"Selamat malam para pendengar setia Speak Up, saya Kai dan rekan saya-"
"Irene."
"Kami akan-"
Selama lagu untuk membuka acara diputar Irene sibuk membaca email yang masuk dengan seksama. Pandangannya tidak lepas dari layar laptop.
"Cerita ini tidak ada nama pengirimnya?"
Kai menggeleng. "Emailnya juga tidak mencantumkan nama aslinya. Memangnya kenapa?" Irene mengusap dagunya. " Ceritanya bersambung. Apakah ia akan mengirimnya lagi minggu depan?"
"Sepertinya, ia sengaja membuatnya menjadi bersambung. Agar menarik perhatian kita semua. " Irene membaca email yang dituliskan menggunakan Bahasa Korea zaman dulu. Sino Korea. "Kita ceritakan kisah ini."
"Aku Hana. Sebut saja begitu. Ini ceritaku saat aku masih berusia 20 tahunan. Jangan tanya berapa umurku sekarang. Aku sudah terlalu tua. Mungkin sebentar lagi bertemu Tuhan. Aku serius. Aku tidak pernah membagikan cerita ini kepada siapaun di dunia real life. Namun, entah mengapa akhir-akhir ini, aku merasa tertarik dan mengirimkan emailku ke sini. Ku harap, aku tidak salah tempat.
Aku banyak berpikir bagaimana menulis dengan bahasa kekinian agar kalian tidak bosan. Semoga usahaku berhasil. Kkk~ Baiklah kita mulai.
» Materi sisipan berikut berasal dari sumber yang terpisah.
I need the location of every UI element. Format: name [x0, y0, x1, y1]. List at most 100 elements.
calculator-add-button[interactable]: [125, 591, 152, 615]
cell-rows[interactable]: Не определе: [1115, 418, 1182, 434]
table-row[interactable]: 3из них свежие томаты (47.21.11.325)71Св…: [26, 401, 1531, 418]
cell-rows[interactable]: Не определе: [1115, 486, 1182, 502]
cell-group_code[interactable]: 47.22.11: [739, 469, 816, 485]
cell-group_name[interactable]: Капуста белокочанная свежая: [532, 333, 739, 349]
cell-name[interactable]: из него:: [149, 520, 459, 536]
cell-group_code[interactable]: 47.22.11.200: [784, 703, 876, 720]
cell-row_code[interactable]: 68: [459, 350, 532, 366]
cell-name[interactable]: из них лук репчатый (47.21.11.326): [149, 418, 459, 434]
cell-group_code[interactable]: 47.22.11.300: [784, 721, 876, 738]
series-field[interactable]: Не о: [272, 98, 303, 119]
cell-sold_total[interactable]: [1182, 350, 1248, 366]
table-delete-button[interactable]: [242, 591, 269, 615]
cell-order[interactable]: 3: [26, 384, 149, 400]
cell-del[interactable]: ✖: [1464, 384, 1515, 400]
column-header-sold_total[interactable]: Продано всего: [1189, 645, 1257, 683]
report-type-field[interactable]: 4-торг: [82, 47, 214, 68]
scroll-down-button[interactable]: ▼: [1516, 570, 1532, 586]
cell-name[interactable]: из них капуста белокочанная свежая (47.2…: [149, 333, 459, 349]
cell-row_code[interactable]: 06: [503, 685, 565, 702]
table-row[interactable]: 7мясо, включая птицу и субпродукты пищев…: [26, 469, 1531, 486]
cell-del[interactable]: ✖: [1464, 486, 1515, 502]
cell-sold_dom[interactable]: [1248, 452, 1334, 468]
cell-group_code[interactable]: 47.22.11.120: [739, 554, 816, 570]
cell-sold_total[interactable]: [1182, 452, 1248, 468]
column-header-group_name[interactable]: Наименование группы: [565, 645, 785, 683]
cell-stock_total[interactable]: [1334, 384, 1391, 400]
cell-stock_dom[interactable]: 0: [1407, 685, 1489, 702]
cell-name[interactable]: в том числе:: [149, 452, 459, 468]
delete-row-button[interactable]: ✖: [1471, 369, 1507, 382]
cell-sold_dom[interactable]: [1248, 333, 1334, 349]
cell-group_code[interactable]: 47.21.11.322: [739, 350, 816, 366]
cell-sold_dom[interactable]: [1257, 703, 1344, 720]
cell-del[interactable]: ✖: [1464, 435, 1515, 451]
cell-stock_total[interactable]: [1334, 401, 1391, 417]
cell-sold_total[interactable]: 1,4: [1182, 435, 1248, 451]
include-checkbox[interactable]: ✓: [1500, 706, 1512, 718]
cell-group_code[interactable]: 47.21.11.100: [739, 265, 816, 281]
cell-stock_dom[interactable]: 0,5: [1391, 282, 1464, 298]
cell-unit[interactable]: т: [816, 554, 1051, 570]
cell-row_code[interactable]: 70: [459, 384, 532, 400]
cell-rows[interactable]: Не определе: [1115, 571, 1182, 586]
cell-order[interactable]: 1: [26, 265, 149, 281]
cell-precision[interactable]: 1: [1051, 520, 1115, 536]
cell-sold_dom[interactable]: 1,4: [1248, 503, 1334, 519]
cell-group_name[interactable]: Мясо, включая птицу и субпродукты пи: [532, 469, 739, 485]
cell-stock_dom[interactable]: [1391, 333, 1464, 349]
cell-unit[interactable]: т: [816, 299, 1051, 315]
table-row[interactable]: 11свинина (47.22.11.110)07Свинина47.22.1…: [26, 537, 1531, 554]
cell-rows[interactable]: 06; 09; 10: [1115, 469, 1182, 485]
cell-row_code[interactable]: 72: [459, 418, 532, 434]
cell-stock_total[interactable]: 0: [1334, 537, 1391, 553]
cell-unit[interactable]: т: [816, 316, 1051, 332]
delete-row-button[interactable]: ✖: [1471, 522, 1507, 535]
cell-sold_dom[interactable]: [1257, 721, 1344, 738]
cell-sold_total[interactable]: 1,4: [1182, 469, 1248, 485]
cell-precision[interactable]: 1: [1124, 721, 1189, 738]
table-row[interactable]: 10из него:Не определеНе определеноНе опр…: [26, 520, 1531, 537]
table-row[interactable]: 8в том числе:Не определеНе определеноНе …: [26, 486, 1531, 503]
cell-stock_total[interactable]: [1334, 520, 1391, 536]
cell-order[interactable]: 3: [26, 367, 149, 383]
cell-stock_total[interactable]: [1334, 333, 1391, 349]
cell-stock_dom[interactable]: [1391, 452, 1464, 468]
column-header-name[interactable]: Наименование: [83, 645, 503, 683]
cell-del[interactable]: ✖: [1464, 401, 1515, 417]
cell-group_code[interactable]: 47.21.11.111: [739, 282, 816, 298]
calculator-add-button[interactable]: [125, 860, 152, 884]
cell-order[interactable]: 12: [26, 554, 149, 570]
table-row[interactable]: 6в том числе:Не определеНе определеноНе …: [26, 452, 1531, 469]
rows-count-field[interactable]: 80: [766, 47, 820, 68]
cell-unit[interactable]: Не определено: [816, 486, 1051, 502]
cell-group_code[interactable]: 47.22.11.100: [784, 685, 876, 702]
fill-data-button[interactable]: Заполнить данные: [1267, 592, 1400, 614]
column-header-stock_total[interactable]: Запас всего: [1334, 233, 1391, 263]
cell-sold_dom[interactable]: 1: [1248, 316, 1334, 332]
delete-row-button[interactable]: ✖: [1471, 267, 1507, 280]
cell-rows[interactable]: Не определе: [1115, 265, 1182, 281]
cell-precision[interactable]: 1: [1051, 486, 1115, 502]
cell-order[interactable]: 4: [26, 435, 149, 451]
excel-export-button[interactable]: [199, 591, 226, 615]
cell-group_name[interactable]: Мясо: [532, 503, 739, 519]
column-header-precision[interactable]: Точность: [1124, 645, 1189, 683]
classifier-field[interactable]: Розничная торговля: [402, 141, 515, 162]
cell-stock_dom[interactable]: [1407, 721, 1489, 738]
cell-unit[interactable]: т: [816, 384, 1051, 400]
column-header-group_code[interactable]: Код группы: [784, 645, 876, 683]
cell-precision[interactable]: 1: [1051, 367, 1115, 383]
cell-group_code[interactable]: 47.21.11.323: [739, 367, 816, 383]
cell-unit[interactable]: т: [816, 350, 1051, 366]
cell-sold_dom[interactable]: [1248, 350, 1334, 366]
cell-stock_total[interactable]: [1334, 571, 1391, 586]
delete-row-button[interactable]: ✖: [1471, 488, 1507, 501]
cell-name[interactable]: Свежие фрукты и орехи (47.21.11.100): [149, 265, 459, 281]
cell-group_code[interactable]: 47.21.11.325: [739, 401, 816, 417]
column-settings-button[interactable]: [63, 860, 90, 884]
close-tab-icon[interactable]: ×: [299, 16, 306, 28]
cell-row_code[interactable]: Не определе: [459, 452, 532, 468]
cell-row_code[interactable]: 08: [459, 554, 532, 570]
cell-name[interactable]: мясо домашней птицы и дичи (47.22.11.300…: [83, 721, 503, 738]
Aku seorang mahasiswi jurusan seni rupa.Ya, aku ingin bekerja di dunia seperti itu. Bagiku itu menarik.
Aku tidak aktif dalam berorganisasi. Karena aku juga kerja freelance sebagai illustrator sebagai pekerjaan tambahan. Aku bekerja part time di sebuah restoran kecil dengan jam kerja 3 jam perhari setelah aku pulang kuliah.
Semenjak awal SMA, kedua orangtuaku sibuk bertengkar. Hampir setiap malam. Jika tidak ribut, berarti ayah tidak pulang kerumah. Jujur, aku stress namun berusaha memendamnya sendiri. Aku sering melihat ibu menangis. Namun, aku tidak bisa berbuat apa-apa. Karena, jika sedang emosi, ibuku akan marah padaku dan justru memukulku.
Waktu SMA kelas 12 aku mengalami kejadian pahit yang aku alami sepanjang hidupku.Ayahku selingkuh. Didepan mataku sendiri. Ibuku bunuh diri. Dan aku tinggal sendiri. Aku sering kena bully. Dan aku sangat tersakiti. Aku sempat hampir depresi.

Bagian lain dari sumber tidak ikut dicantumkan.